Study with duloxetine evaluating long-term pain reduction in treatment of DPNP is first to exceed three months
19 August 2008
Indianapolis, 19 August 2008 – Duloxetine hydrochloride maintained pain reduction in the treatment of diabetic peripheral neuropathic pain (DPNP) for more than six months,1 according to new data presented today at the 12th World Congress on Pain in Glasgow, Scotland.
The open-label study, which aimed to evaluate long-term maintenance of effect of duloxetine 60 mg once daily, is the first to assess the efficacy of duloxetine in DPNP beyond three months. The study enrolled 216 patients with DPNP who began eight weeks of treatment with 60 mg of duloxetine once daily. Over this initial eight-week period, 53 percent (N=115) of enrolled patients experienced clinically significant improvement in pain reduction (defined as at least 30 percent pain reduction) as measured by the Brief Pain Inventory (BPI) 24-hour average pain rating.1 This group of responders was maintained on duloxetine 60 mg (N=103) once daily for up to 26 weeks to evaluate sustained pain reduction. Results at study end showed that the reduction in pain was maintained in 74.8 percent (N=77) of the sustained responders with 60 mg duloxetine over the full study period.
“DPNP is a chronic, potentially disabling, condition requiring treatment over a long period of time,” said Vladimir Skljarevski, M.D., lead author of the study and a neurologist and medical fellow at Lilly Research Laboratories. “This study showed duloxetine reduced pain over a six-month period, making this the longest data analysis of duloxetine for the treatment of DPNP.”

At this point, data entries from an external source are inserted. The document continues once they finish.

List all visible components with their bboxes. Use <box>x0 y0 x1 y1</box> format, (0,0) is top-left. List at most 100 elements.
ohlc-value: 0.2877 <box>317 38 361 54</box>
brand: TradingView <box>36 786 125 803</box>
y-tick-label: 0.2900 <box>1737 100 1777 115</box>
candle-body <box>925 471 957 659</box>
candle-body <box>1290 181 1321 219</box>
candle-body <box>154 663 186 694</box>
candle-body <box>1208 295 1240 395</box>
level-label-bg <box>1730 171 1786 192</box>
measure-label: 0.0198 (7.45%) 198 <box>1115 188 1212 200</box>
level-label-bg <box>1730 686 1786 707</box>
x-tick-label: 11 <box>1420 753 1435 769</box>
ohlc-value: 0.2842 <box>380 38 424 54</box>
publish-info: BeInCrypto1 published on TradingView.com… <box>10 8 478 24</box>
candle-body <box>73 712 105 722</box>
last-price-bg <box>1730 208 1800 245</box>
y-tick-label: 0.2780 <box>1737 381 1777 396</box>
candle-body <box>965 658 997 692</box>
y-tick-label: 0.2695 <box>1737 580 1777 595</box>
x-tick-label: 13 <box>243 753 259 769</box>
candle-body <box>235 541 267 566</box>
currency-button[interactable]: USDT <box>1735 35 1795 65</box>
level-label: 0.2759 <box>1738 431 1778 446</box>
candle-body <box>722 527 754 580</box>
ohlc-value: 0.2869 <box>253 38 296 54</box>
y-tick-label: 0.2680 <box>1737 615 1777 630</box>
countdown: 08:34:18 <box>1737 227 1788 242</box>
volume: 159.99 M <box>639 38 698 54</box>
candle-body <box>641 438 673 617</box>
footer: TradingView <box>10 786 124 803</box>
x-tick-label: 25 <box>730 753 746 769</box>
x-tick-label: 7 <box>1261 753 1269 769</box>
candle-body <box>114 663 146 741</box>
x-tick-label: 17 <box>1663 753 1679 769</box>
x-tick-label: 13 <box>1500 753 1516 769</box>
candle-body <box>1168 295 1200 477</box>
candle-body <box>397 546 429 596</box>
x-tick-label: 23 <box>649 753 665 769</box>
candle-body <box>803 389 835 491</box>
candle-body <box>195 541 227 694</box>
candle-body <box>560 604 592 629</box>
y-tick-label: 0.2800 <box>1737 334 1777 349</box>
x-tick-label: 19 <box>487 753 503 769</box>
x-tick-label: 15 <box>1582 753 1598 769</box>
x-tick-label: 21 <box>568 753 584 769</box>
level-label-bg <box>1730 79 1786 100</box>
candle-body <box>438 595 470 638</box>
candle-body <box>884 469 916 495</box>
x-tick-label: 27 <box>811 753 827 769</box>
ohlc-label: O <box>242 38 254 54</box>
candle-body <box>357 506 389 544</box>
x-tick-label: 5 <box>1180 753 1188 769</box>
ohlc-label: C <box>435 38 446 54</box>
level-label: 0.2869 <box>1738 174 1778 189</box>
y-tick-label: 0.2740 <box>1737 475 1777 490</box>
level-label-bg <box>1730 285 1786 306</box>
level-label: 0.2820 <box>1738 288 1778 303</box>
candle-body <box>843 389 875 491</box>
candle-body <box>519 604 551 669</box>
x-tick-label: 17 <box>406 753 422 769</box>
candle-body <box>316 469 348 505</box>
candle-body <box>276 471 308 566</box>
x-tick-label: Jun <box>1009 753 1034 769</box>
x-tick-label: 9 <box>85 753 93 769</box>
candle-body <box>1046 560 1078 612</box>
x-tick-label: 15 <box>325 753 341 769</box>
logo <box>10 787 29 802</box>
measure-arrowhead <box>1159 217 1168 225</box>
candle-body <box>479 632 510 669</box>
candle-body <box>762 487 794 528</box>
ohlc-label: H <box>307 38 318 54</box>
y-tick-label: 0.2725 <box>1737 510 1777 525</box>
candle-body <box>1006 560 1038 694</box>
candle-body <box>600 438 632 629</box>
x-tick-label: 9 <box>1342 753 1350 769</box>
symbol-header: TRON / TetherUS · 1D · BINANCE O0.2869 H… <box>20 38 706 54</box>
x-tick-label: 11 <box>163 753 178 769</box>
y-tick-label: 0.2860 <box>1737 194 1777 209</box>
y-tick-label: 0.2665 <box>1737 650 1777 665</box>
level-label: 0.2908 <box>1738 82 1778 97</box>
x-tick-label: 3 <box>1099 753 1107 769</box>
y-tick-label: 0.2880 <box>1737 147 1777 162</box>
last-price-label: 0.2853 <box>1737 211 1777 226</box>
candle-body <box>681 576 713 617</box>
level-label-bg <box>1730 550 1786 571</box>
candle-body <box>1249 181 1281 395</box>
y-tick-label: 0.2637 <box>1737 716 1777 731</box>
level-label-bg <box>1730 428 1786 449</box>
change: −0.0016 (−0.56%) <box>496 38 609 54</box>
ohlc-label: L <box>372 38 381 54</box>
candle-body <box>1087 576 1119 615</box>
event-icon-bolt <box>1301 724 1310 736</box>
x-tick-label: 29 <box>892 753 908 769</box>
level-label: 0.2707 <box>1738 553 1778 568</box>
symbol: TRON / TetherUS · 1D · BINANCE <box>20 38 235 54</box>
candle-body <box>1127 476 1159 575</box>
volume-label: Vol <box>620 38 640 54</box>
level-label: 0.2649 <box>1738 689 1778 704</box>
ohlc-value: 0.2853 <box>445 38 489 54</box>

During the course of the eight-week acute therapy and 26-week maintenance therapy periods, the most common treatment-emergent adverse events (those occurring in more than 5 percent of patients) for those taking 60 mg of duloxetine were nausea, somnolence, hyperhydrosis (excessive sweating), dry mouth, anorexia, asthenia (weakness), fatigue and headache.2
An estimated 246 million adults worldwide suffer from diabetes.3 By 2025, that number is expected to rise to 380 million, according to the International Diabetes Federation.3Although all diabetics are at risk for DPNP, those most likely to develop the condition are long-term sufferers whose blood-sugar levels have not been adequately controlled, who have high blood pressure or are overweight.4 An estimated 17.2 million to 49.2 million patients with diabetes have been diagnosed with DPNP.5
Duloxetine is a serotonin and norepinephrine reuptake inhibitor (SNRI). Although it does not treat the underlying nerve damage caused by DPNP, duloxetine does help relieve the intense pain often associated with the disorder.6 Scientists believe it does this by increasing levels of serotonin and norepinephrine – two neurotransmitters believed to regulate a person’s sensitivity to pain. Increasing these levels in a balanced way is thought to improve the body’s natural ability to regulate pain by modulating the descending pain pathways in the central nervous system.
In Europe, duloxetine is approved for the treatment of DPNP, major depressive disorder (MDD) and generalised anxiety disorder (GAD).
Duloxetine is approved in various countries outside of Europe for the management of DPNP, for the treatment of MDD, for the treatment of GAD and for the management of fibromyalgia.